A lack of adoption in the finance sector today could see different industries, like telecommunications, insurance or energy fail to implement successful CDR initiatives in future; this is especially true if next phases of open banking push forward ahead of the first initiative gaining momentum. 

Financial data and the bedrock of trust 

Australians have a long and complex relationship with banking institutions. 

The 2017 Royal Commission brought to light misconduct in superannuation, banking and financial services, with over 10,000 public submissions of distrust highlighting corporate greed within each sector. 

Understandably, many people hold a negative perception of financial institutions as a result of the inquiry. 

For organisations wanting to participate in open banking, this poses a new set of challenges. Although the CDR scheme is designed to shift the balance of power from financial institutions to consumers and eventually, other businesses, Australians need assurance that they are in control of their personal data.

Trust through branding and messaging is essential here. Companies must understand that CDR is an intimate exchange of data within its security infrastructure, with an end-to-end view of how it is secured and used within each function across their business. 

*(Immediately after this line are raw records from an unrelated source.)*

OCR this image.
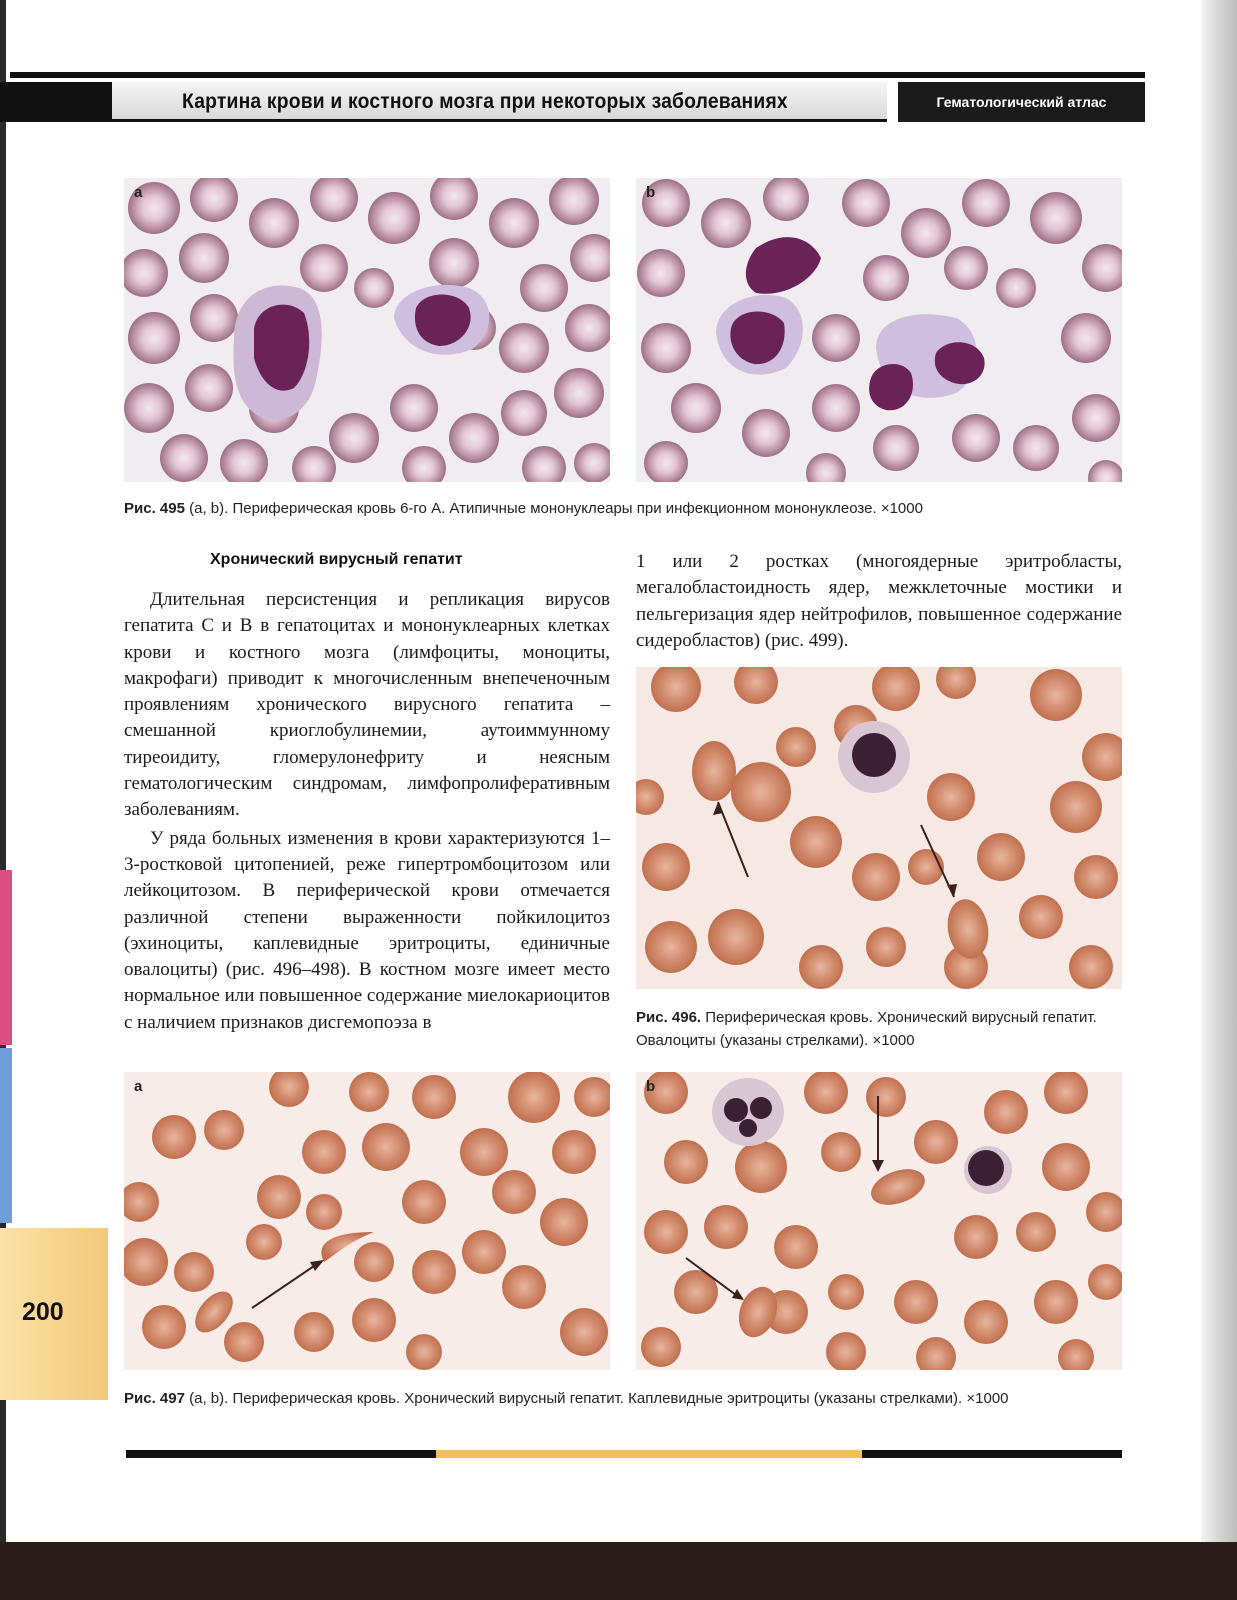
Картина крови и костного мозга при некоторых заболеваниях	Гематологический атлас
a	b
Рис. 495 (a, b). Периферическая кровь 6-го А. Атипичные мононуклеары при инфекционном мононуклеозе. ×1000
Хронический вирусный гепатит

Длительная персистенция и репликация вирусов гепатита С и В в гепатоцитах и мононуклеарных клетках крови и костного мозга (лимфоциты, моноциты, макрофаги) приводит к многочисленным внепеченочным проявлениям хронического вирусного гепатита – смешанной криоглобулинемии, аутоиммунному тиреоидиту, гломерулонефриту и неясным гематологическим синдромам, лимфопролиферативным заболеваниям.

У ряда больных изменения в крови характеризуются 1–3-ростковой цитопенией, реже гипертромбоцитозом или лейкоцитозом. В периферической крови отмечается различной степени выраженности пойкилоцитоз (эхиноциты, каплевидные эритроциты, единичные овалоциты) (рис. 496–498). В костном мозге имеет место нормальное или повышенное содержание миелокариоцитов с наличием признаков дисгемопоэза в

1 или 2 ростках (многоядерные эритробласты, мегалобластоидность ядер, межклеточные мостики и пельгеризация ядер нейтрофилов, повышенное содержание сидеробластов) (рис. 499).

Рис. 496. Периферическая кровь. Хронический вирусный гепатит. Овалоциты (указаны стрелками). ×1000
a	b
Рис. 497 (a, b). Периферическая кровь. Хронический вирусный гепатит. Каплевидные эритроциты (указаны стрелками). ×1000
200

The benefit for financial institutions is a more precise snapshot of their customers, with insights into how they can best market new offerings, communicate, and eventually build customised products to best serve the evolving needs of consumers and companies alike. 

A recent study by Deloitte indicates that as a direct response to open banking, one in five people will look to change their financial institution within the next year. The desire for a more transparent and open exchange of financial data is there; however for both businesses and consumers to benefit, they need to see mutual interest and adoption. 

The responsibility now falls on the government and organisations to educate the masses and raise public awareness - open banking’s potential is too great to be overlooked.